Pensioni, la stima del 2040
La frase di Maggi va interpretata come un avvertimento sul tasso di sostituzione. Questo termine indica la percentuale del reddito percepito durante l’attività lavorativa (il salario pre-pensionamento) che verrà effettivamente coperta. Per esempio, se il tasso di sostituzione è del 70%, questo vuol dire che la pensione sarà pari a due terzi dello stipendio percepito. Ebbene, il problema sta proprio nell’andamento di questa percentuale.
Le analisi di lungo periodo, infatti, indicano un calo del tasso di sostituzione lordo/netto nei prossimi decenni se si mantengono le regole attuali.
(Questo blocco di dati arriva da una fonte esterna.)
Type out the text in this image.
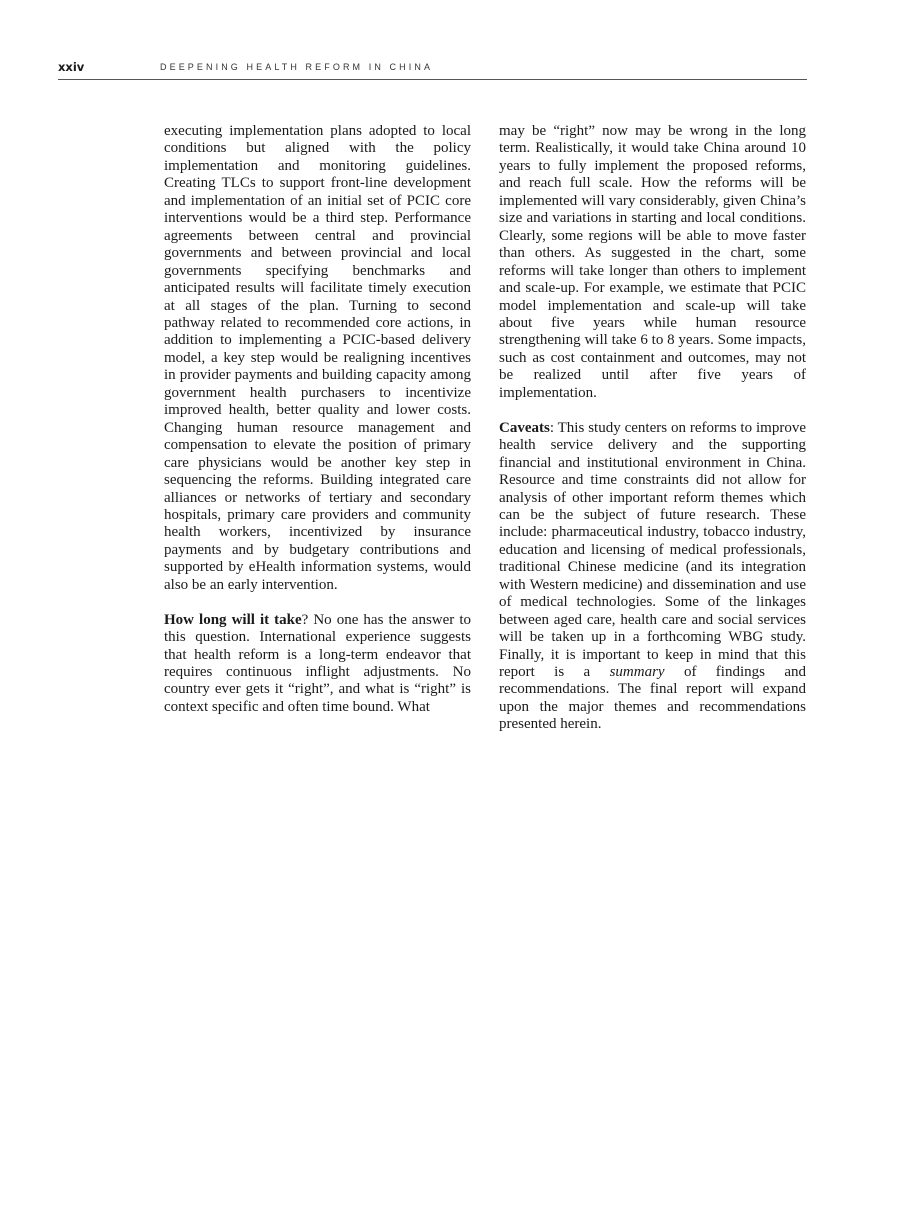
xxiv	DEEPENING HEALTH REFORM IN CHINA

executing implementation plans adopted to local conditions but aligned with the policy implementation and monitoring guidelines. Creating TLCs to support front-line development and implementation of an initial set of PCIC core interventions would be a third step. Performance agreements between central and provincial governments and between provincial and local governments specifying benchmarks and anticipated results will facilitate timely execution at all stages of the plan. Turning to second pathway related to recommended core actions, in addition to implementing a PCIC-based delivery model, a key step would be realigning incentives in provider payments and building capacity among government health purchasers to incentivize improved health, better quality and lower costs. Changing human resource management and compensation to elevate the position of primary care physicians would be another key step in sequencing the reforms. Building integrated care alliances or networks of tertiary and secondary hospitals, primary care providers and community health workers, incentivized by insurance payments and by budgetary contributions and supported by eHealth information systems, would also be an early intervention.

How long will it take? No one has the answer to this question. International experience suggests that health reform is a long-term endeavor that requires continuous inflight adjustments. No country ever gets it “right”, and what is “right” is context specific and often time bound. What

may be “right” now may be wrong in the long term. Realistically, it would take China around 10 years to fully implement the proposed reforms, and reach full scale. How the reforms will be implemented will vary considerably, given China’s size and variations in starting and local conditions. Clearly, some regions will be able to move faster than others. As suggested in the chart, some reforms will take longer than others to implement and scale-up. For example, we estimate that PCIC model implementation and scale-up will take about five years while human resource strengthening will take 6 to 8 years. Some impacts, such as cost containment and outcomes, may not be realized until after five years of implementation.

Caveats: This study centers on reforms to improve health service delivery and the supporting financial and institutional environment in China. Resource and time constraints did not allow for analysis of other important reform themes which can be the subject of future research. These include: pharmaceutical industry, tobacco industry, education and licensing of medical professionals, traditional Chinese medicine (and its integration with Western medicine) and dissemination and use of medical technologies. Some of the linkages between aged care, health care and social services will be taken up in a forthcoming WBG study. Finally, it is important to keep in mind that this report is a summary of findings and recommendations. The final report will expand upon the major themes and recommendations presented herein.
Sono tutti effetti dovuti al passaggio a meccanismi contributivi più stringenti, all’invecchiamento demografico e alle dinamiche del mercato del lavoro. E proprio documenti ufficiali della Ragioneria generale dello Stato (RGS) e dell’Ageing Report UE confermano il trend in diminuzione del rapporto pensione/retribuzione nelle proiezioni fino al 2040 e oltre. Gli studi, però, indicano tassi di sostituzione pubblica che scendono dai livelli attuali a valori intorno al 60–70% in determinati scenari. Si tratta di percentuali diverse dalla previsione di Maggi, seppur vicine.
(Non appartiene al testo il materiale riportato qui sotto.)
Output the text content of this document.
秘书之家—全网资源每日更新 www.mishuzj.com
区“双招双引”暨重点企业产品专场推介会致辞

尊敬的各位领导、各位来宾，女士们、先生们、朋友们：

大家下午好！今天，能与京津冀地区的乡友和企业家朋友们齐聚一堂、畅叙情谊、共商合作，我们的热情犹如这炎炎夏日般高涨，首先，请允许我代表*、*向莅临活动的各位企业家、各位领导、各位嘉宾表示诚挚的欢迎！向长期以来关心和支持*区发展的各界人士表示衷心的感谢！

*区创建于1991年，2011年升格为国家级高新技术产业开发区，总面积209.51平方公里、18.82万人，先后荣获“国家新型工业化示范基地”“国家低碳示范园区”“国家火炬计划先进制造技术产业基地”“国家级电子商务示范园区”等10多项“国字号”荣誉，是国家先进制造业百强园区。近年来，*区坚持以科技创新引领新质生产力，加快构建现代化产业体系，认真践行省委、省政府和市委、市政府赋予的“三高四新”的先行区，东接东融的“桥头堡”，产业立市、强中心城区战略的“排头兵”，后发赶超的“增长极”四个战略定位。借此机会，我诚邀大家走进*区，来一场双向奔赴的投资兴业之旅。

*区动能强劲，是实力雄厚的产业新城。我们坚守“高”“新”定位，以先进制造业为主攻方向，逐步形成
Perché la pensione sarà più bassa?
Le ragioni principali per cui si prevede questo calo del tasso di sostituzione sono tre. In primis, il sistema pensionistico italiano si sta spostando sempre più verso il metodo contributivo. Questo significa che la pensione dipenderà esclusivamente dai contributi versati, e non più, come in passato, dagli ultimi stipendi percepiti (metodo retributivo).
Poi, ci sono sempre meno lavoratori attivi che versano i contributi e sempre più pensionati che li ricevono. Meno lavoratori attivi per ogni pensionato significa maggiore pressione sui conti pubblici e, a parità di regole, minore capacità del sistema di mantenere elevati tassi di sostituzione.
Infine, le carriere lavorative sono sempre più discontinue o con stipendi non sempre alti (specie per i giovani). Questo comporta un minor accumulo di contributi, riducendo l’importo finale della pensione. E questo squilibrio rende meno sostenibile il sistema attuale.